Weighted Average Number of Systems. We calculate the weighted average number of systems based on the number of months a customer and any additional service obligation related to a solar energy system is in-service during a given measurement period. The weighted average number of systems reflects the number of systems at the beginning of a period, plus the total number of new systems added in the period adjusted by a factor that accounts for the partial period nature of those new systems. For purposes of this calculation, we assume all new systems added during a month were added in the middle of that month. The number of systems for any end of period will exceed the number of customers, as defined above, for that same end of period as we are also including any additional services and/or contracts a customer or third party executed for the additional work for the same residence or business. We track the weighted average system count in order to accurately reflect the contribution of the appropriate number of systems to key financial metrics over the measurement period.

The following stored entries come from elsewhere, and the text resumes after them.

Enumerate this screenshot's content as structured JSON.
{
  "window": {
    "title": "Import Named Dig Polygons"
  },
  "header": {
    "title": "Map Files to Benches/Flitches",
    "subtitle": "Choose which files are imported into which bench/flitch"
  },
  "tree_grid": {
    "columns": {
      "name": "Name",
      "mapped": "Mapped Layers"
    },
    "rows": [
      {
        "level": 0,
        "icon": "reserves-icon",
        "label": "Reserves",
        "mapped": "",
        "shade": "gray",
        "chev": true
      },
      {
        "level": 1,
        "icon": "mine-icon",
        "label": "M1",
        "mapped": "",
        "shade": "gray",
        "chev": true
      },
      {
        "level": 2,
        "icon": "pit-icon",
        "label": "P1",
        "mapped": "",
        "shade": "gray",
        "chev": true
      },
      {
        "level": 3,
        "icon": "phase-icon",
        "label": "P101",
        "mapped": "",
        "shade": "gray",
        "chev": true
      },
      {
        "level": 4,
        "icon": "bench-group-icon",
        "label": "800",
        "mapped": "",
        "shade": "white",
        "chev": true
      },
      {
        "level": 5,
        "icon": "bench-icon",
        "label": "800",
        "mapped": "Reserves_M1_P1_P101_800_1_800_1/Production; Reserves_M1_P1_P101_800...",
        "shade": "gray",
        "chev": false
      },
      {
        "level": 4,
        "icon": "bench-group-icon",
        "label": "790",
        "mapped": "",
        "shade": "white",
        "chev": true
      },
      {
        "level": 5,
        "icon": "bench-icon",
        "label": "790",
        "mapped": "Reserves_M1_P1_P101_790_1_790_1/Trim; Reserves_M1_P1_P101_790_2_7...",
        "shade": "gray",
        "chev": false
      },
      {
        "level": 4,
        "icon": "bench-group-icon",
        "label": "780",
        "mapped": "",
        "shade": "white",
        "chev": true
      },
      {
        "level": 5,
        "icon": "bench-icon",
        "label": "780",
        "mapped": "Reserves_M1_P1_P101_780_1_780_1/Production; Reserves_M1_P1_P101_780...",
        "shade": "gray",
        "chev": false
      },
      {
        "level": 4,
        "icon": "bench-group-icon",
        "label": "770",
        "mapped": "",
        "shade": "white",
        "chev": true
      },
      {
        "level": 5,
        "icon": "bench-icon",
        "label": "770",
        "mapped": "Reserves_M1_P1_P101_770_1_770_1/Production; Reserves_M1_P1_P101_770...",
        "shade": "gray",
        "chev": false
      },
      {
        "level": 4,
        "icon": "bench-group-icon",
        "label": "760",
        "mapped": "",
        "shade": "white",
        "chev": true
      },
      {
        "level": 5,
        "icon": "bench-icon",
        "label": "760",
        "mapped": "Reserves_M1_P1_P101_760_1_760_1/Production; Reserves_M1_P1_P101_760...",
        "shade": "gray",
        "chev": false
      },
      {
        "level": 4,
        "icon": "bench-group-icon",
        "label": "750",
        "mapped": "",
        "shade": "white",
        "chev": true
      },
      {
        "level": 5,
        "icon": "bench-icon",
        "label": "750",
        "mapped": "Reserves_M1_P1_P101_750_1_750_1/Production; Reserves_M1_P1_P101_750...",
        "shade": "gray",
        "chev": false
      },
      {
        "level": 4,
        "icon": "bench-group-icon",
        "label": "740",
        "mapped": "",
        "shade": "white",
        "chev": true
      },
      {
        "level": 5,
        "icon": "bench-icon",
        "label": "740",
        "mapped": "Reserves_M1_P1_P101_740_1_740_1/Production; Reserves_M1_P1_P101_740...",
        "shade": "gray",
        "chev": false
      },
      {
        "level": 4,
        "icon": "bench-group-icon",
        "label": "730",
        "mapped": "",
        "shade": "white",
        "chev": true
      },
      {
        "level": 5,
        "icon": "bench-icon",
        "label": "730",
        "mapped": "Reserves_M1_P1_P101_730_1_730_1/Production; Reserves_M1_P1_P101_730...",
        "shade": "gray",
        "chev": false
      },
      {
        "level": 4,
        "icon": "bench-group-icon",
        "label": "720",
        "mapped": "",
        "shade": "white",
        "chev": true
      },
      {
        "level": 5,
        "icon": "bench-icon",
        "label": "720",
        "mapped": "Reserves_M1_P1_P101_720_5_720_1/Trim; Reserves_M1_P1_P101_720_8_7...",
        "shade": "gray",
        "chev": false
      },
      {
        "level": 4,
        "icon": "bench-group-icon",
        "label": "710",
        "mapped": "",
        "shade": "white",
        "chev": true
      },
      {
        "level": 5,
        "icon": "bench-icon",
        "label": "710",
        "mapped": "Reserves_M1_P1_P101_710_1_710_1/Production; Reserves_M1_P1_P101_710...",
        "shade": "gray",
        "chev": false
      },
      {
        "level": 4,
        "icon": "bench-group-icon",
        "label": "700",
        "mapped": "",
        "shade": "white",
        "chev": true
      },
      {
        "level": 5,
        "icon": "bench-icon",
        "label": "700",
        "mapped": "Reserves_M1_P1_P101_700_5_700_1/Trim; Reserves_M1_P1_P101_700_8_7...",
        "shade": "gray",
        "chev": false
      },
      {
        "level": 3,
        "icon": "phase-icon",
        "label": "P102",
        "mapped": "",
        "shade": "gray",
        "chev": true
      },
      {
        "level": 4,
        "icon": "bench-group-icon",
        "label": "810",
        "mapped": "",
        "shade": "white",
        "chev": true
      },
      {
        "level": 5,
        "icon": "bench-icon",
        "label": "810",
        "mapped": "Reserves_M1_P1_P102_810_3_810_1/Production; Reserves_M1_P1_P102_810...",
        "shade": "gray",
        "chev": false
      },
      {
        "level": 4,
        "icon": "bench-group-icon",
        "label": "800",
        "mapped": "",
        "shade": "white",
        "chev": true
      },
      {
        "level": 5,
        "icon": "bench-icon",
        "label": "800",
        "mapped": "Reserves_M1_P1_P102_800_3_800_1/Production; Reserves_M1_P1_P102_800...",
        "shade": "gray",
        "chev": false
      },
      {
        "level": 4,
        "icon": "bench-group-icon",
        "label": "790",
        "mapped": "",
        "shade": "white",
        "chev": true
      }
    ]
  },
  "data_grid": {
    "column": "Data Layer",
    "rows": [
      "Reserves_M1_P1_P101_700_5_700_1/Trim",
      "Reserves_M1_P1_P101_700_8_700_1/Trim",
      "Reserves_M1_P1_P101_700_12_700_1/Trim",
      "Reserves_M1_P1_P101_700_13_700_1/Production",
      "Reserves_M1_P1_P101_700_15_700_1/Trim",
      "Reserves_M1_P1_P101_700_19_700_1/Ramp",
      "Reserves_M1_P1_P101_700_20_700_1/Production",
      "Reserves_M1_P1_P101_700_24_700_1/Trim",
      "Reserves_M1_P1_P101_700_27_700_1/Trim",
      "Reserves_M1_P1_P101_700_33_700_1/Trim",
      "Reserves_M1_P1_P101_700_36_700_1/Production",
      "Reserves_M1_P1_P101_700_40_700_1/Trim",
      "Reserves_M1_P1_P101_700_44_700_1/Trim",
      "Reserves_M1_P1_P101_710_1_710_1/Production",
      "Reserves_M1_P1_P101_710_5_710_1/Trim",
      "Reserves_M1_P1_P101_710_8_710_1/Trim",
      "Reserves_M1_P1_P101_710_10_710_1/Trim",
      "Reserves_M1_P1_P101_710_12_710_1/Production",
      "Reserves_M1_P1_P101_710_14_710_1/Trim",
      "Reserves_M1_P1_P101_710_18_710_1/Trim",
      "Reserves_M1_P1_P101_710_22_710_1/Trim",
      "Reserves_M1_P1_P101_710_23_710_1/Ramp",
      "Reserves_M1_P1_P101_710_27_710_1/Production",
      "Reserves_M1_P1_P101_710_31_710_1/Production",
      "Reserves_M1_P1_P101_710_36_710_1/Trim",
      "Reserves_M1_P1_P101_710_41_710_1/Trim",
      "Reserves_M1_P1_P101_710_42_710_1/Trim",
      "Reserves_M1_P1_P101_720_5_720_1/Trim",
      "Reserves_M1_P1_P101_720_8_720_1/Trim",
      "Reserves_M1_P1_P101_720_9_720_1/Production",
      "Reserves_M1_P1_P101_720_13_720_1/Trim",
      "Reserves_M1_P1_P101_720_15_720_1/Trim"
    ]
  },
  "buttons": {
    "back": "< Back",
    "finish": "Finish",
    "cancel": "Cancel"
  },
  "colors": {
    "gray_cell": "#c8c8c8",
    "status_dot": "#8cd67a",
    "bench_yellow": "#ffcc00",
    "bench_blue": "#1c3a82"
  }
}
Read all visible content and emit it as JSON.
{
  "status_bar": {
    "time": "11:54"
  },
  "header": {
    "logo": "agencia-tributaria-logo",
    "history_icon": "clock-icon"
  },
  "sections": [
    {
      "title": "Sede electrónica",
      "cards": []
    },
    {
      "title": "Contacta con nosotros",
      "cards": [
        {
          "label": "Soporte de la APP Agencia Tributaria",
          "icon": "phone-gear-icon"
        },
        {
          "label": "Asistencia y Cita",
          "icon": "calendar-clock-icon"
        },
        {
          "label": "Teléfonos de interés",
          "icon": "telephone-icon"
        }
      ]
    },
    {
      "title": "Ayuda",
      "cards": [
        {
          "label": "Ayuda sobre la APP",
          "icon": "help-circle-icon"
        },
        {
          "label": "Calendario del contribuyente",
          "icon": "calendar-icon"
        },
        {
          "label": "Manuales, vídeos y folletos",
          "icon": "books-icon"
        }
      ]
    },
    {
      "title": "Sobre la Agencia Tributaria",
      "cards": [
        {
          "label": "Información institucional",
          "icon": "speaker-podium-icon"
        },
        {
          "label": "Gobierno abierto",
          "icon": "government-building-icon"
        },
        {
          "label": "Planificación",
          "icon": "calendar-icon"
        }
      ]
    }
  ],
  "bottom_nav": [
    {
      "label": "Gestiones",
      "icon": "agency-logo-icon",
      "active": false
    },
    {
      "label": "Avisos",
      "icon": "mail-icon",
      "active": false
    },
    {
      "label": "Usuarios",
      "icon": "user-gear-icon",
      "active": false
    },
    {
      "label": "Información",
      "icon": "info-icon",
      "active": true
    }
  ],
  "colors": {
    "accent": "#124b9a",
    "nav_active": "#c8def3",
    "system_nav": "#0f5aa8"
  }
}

Definitions of Non-GAAP Measures

Adjusted EBITDA. We define Adjusted EBITDA as net income (loss) plus net interest expense, depreciation and amortization expense, income tax expense, financing deal costs, natural disaster losses and related charges, net, losses on extinguishment of long-term debt, realized and unrealized gains and losses on fair value instruments and equity securities, amortization of payments to dealers for exclusivity and other bonus arrangements, legal settlements and excluding the effect of certain non-recurring items we do not consider to be indicative of our ongoing operating performance such as, but not limited to, acquisition costs, losses on unenforceable contracts, indemnification payments to tax equity investors and other non-cash items such as non-cash compensation expense, asset retirement obligation ("ARO") accretion expense, provision for current expected credit losses and non-cash inventory and other impairments.

Adjusted Operating Expense. We define Adjusted Operating Expense as total operating expense less depreciation and amortization expense, financing deal costs, natural disaster losses and related charges, net, amortization of payments to dealers for exclusivity and other bonus arrangements, legal settlements, direct sales costs, cost of revenue related to cash sales, cost of revenue related to inventory sales, unrealized gains and losses on fair value instruments, gains and losses on held-for-sale loans and excluding the effect of certain non-recurring items we do not consider to be indicative of our ongoing operating performance such as, but not limited to, acquisition costs, losses on unenforceable contracts, indemnification payments to tax equity investors and other non-cash items such as non-cash compensation expense, ARO accretion expense, provision for current expected credit losses and non-cash inventory and other impairments.